Finalmente, o surpreendente sucesso da China em controlar as pandemias melhor do que os países desenvolvidos ocidentais desmascarou o mito da inadequação da inovação impulsionada pelo governo. Há muitos sinais de que a inovação provavelmente mudará para modelos mais impulsionados pelo governo. É inquestionável que, contra todas as probabilidades e conselhos de especialistas ocidentais, o governo chinês não apenas criou, mas implementou um programa inovador, arriscado e extremamente ousado para conter e controlar a disseminação do coronavírus em seu território.

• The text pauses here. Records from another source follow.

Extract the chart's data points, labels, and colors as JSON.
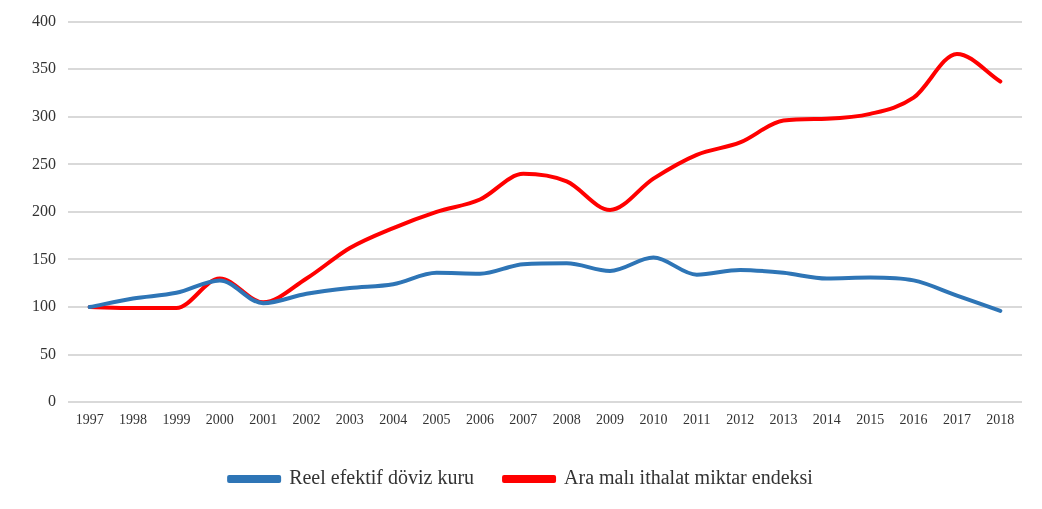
{
  "chart_data": {
    "type": "line",
    "categories": [
      "1997",
      "1998",
      "1999",
      "2000",
      "2001",
      "2002",
      "2003",
      "2004",
      "2005",
      "2006",
      "2007",
      "2008",
      "2009",
      "2010",
      "2011",
      "2012",
      "2013",
      "2014",
      "2015",
      "2016",
      "2017",
      "2018"
    ],
    "series": [
      {
        "name": "Reel efektif döviz kuru",
        "color": "#2e75b6",
        "values": [
          100,
          109,
          115,
          128,
          104,
          114,
          120,
          124,
          136,
          135,
          145,
          146,
          138,
          152,
          134,
          139,
          136,
          130,
          131,
          128,
          112,
          96
        ]
      },
      {
        "name": "Ara malı ithalat miktar endeksi",
        "color": "#ff0000",
        "values": [
          100,
          99,
          99,
          130,
          105,
          130,
          162,
          183,
          200,
          213,
          240,
          232,
          202,
          235,
          260,
          273,
          296,
          298,
          303,
          320,
          366,
          337
        ]
      }
    ],
    "ylim": [
      0,
      400
    ],
    "yticks": [
      0,
      50,
      100,
      150,
      200,
      250,
      300,
      350,
      400
    ],
    "grid": "y",
    "legend": "bottom",
    "marker": "none",
    "line_style": "solid"
  }
}
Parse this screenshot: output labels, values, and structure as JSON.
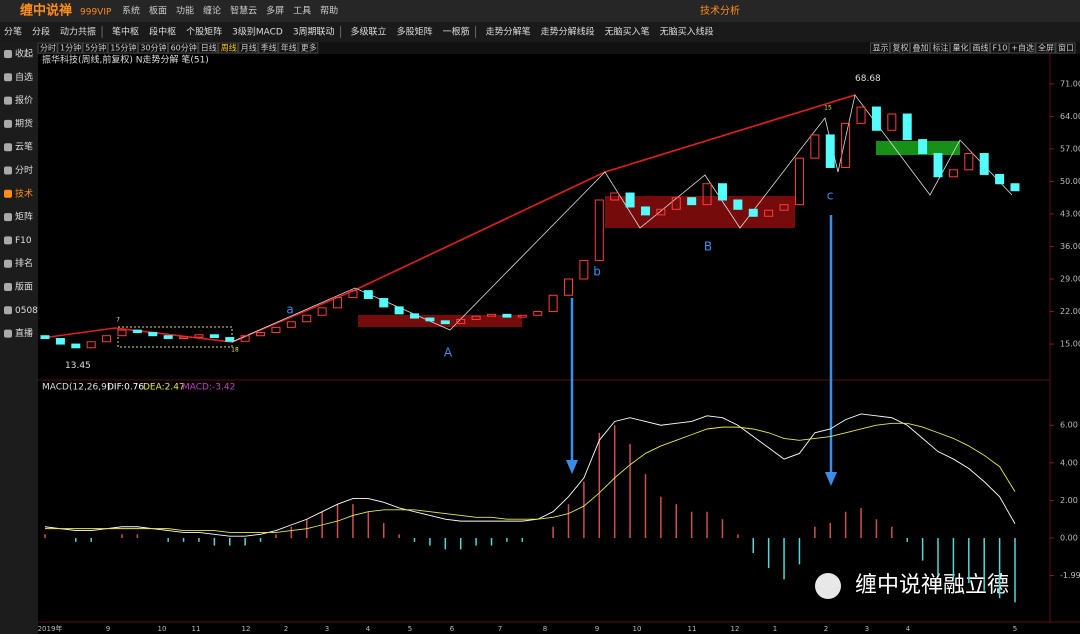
{
  "menubar": {
    "logo": "缠中说禅",
    "edition": "999VIP",
    "items": [
      "系统",
      "板面",
      "功能",
      "缠论",
      "智慧云",
      "多屏",
      "工具",
      "帮助"
    ],
    "center": "技术分析"
  },
  "toolbar": {
    "items": [
      "分笔",
      "分段",
      "动力共振",
      "笔中枢",
      "段中枢",
      "个股矩阵",
      "3级别MACD",
      "3周期联动",
      "多级联立",
      "多股矩阵",
      "一根筋",
      "走势分解笔",
      "走势分解线段",
      "无脑买入笔",
      "无脑买入线段"
    ]
  },
  "periods": [
    "分时",
    "1分钟",
    "5分钟",
    "15分钟",
    "30分钟",
    "60分钟",
    "日线",
    "周线",
    "月线",
    "季线",
    "年线",
    "更多"
  ],
  "tools": [
    "显示",
    "复权",
    "叠加",
    "标注",
    "量化",
    "画线",
    "F10",
    "+自选",
    "全屏",
    "窗口"
  ],
  "sidebar": [
    "收起",
    "自选",
    "报价",
    "期货",
    "云笔",
    "分时",
    "技术",
    "矩阵",
    "F10",
    "排名",
    "版面",
    "0508",
    "直播"
  ],
  "chart": {
    "type": "candlestick",
    "title": "振华科技(周线,前复权) N走势分解 笔(51)",
    "candles": {
      "open": [
        16.8,
        16.2,
        15.0,
        14.2,
        15.5,
        16.8,
        18.0,
        17.5,
        16.8,
        16.2,
        16.5,
        17.0,
        16.4,
        15.6,
        16.8,
        17.5,
        18.6,
        19.8,
        21.2,
        22.8,
        25.0,
        26.5,
        24.8,
        23.0,
        21.5,
        20.6,
        20.0,
        19.4,
        20.3,
        21.0,
        21.4,
        20.8,
        21.2,
        22.0,
        25.5,
        29.0,
        33.0,
        46.0,
        47.5,
        44.5,
        42.8,
        44.0,
        46.5,
        45.0,
        49.5,
        46.0,
        44.0,
        42.5,
        43.8,
        45.0,
        55.0,
        60.0,
        53.0,
        62.5,
        66.0,
        61.0,
        64.5,
        59.0,
        56.0,
        51.0,
        52.5,
        56.0,
        51.5,
        49.5
      ],
      "close": [
        16.2,
        15.0,
        14.2,
        15.5,
        16.8,
        18.0,
        17.5,
        16.8,
        16.2,
        16.5,
        17.0,
        16.4,
        15.6,
        16.8,
        17.5,
        18.6,
        19.8,
        21.2,
        22.8,
        25.0,
        26.5,
        24.8,
        23.0,
        21.5,
        20.6,
        20.0,
        19.4,
        20.3,
        21.0,
        21.4,
        20.8,
        21.2,
        22.0,
        25.5,
        29.0,
        33.0,
        46.0,
        47.5,
        44.5,
        42.8,
        44.0,
        46.5,
        45.0,
        49.5,
        46.0,
        44.0,
        42.5,
        43.8,
        45.0,
        55.0,
        60.0,
        53.0,
        62.5,
        66.0,
        61.0,
        64.5,
        59.0,
        56.0,
        51.0,
        52.5,
        56.0,
        51.5,
        49.5,
        48.0
      ]
    },
    "up_color": "#ff3c3c",
    "down_color": "#54fcfc",
    "ylim": [
      7.7,
      77.2
    ],
    "yticks": [
      {
        "value": 71,
        "label": "71.00"
      },
      {
        "value": 64,
        "label": "64.00"
      },
      {
        "value": 57,
        "label": "57.00"
      },
      {
        "value": 50,
        "label": "50.00"
      },
      {
        "value": 43,
        "label": "43.00"
      },
      {
        "value": 36,
        "label": "36.00"
      },
      {
        "value": 29,
        "label": "29.00"
      },
      {
        "value": 22,
        "label": "22.00"
      },
      {
        "value": 15,
        "label": "15.00"
      }
    ],
    "low_mark": 13.45,
    "high_mark": 68.68,
    "labels": [
      "a",
      "b",
      "c",
      "A",
      "B"
    ],
    "small_marks": [
      "7",
      "18",
      "15"
    ],
    "xlabels": [
      "2019年",
      "9",
      "10",
      "11",
      "12",
      "2",
      "3",
      "4",
      "5",
      "6",
      "7",
      "8",
      "9",
      "10",
      "11",
      "12",
      "1",
      "2",
      "3",
      "4",
      "5"
    ]
  },
  "macd": {
    "header": "MACD(12,26,9)",
    "dif_label": "DIF:0.76",
    "dea_label": "DEA:2.47",
    "macd_label": "MACD:-3.42",
    "dif_color": "#ffffff",
    "dea_color": "#e8e84a",
    "pos_color": "#d05050",
    "neg_color": "#54d8d8",
    "dif": [
      0.6,
      0.5,
      0.4,
      0.4,
      0.5,
      0.6,
      0.6,
      0.5,
      0.4,
      0.3,
      0.3,
      0.2,
      0.1,
      0.1,
      0.2,
      0.4,
      0.7,
      1.0,
      1.4,
      1.8,
      2.1,
      2.1,
      1.9,
      1.6,
      1.4,
      1.2,
      1.0,
      0.9,
      0.9,
      0.9,
      0.9,
      0.9,
      1.0,
      1.4,
      2.2,
      3.2,
      5.2,
      6.2,
      6.4,
      6.2,
      6.0,
      6.1,
      6.2,
      6.5,
      6.4,
      6.0,
      5.4,
      4.8,
      4.2,
      4.5,
      5.6,
      5.8,
      6.3,
      6.6,
      6.5,
      6.4,
      6.0,
      5.3,
      4.6,
      4.2,
      3.7,
      3.0,
      2.2,
      0.76
    ],
    "dea": [
      0.5,
      0.5,
      0.5,
      0.5,
      0.5,
      0.5,
      0.5,
      0.5,
      0.5,
      0.4,
      0.4,
      0.4,
      0.3,
      0.3,
      0.3,
      0.3,
      0.4,
      0.5,
      0.7,
      0.9,
      1.2,
      1.4,
      1.5,
      1.5,
      1.5,
      1.4,
      1.3,
      1.2,
      1.1,
      1.1,
      1.0,
      1.0,
      1.0,
      1.1,
      1.3,
      1.7,
      2.4,
      3.2,
      3.9,
      4.5,
      4.9,
      5.2,
      5.5,
      5.8,
      5.9,
      5.9,
      5.8,
      5.6,
      5.3,
      5.2,
      5.3,
      5.4,
      5.6,
      5.8,
      6.0,
      6.1,
      6.1,
      5.9,
      5.6,
      5.3,
      4.9,
      4.4,
      3.8,
      2.47
    ],
    "hist": [
      0.2,
      0,
      -0.2,
      -0.2,
      0,
      0.2,
      0.2,
      0,
      -0.2,
      -0.2,
      -0.2,
      -0.4,
      -0.4,
      -0.4,
      -0.2,
      0.2,
      0.6,
      1.0,
      1.4,
      1.8,
      1.8,
      1.4,
      0.8,
      0.2,
      -0.2,
      -0.4,
      -0.6,
      -0.6,
      -0.4,
      -0.4,
      -0.2,
      -0.2,
      0,
      0.6,
      1.8,
      3.0,
      5.6,
      6.0,
      5.0,
      3.4,
      2.2,
      1.8,
      1.4,
      1.4,
      1.0,
      0.2,
      -0.8,
      -1.6,
      -2.2,
      -1.4,
      0.6,
      0.8,
      1.4,
      1.6,
      1.0,
      0.6,
      -0.2,
      -1.2,
      -2.0,
      -2.2,
      -2.4,
      -2.8,
      -3.2,
      -3.42
    ],
    "ylim": [
      -4.36,
      8.3
    ],
    "yticks": [
      {
        "value": 6,
        "label": "6.00"
      },
      {
        "value": 4,
        "label": "4.00"
      },
      {
        "value": 2,
        "label": "2.00"
      },
      {
        "value": 0,
        "label": "0.00"
      },
      {
        "value": -1.99,
        "label": "-1.99"
      }
    ]
  },
  "watermark": "缠中说禅融立德"
}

O fato de a China parecer ter contido a expansão dos dois centros mais populosos, Pequim e Xangai, é em si uma façanha. Mas o uso combinado de tecnologia móvel e implantação rápida de recursos, orquestrada por uma burocracia governamental de cima para baixo, desafia os inquilinos profundamente arraigados da atual teoria da inovação. Isso nega tanto a liderança ocidental em soluções novas e criativas quanto o paradigma de inovação privada semelhante ao Vale do Silício. Em muitos aspectos, esta é uma das lições mais importantes das pandemias,
Se o atual paradigma de inovação parece ter se exaurido, profundamente atacado em seus alicerces pelas pandemias e suas consequências, que paradigma de inovação irá substituí-lo? Nos próximos artigos desta série, pretendo examinar com mais detalhes como cada um desses elementos essenciais do paradigma atual parece estar se desgastando e discutir o que pode substituí-los. Claro, esta é uma situação em rápida evolução e novos fatos podem mudar significativamente onde estaremos no futuro e as oportunidades de inovação. Por exemplo, até agora, não experimentamos interrupções significativas na cadeia de suprimentos, escassez de alimentos ou distúrbios civis. Esses são fatores extremamente importantes que determinam o curso das pandemias e os impactos econômicos e sociais delas nos próximos meses. Esperançosamente,
* Claudio Pinhanez é cientista, inovador e inventor, e atualmente gerente de um grupo de pesquisa na IBM. Um PhD do MIT Media Lab, ele liderou pesquisas em inteligência artificial, inovação de serviços, interfaces de computador humano, sistemas de conversação e computação ubíqua. Ele também é fundador do laboratório de pesquisa da IBM no Brasil.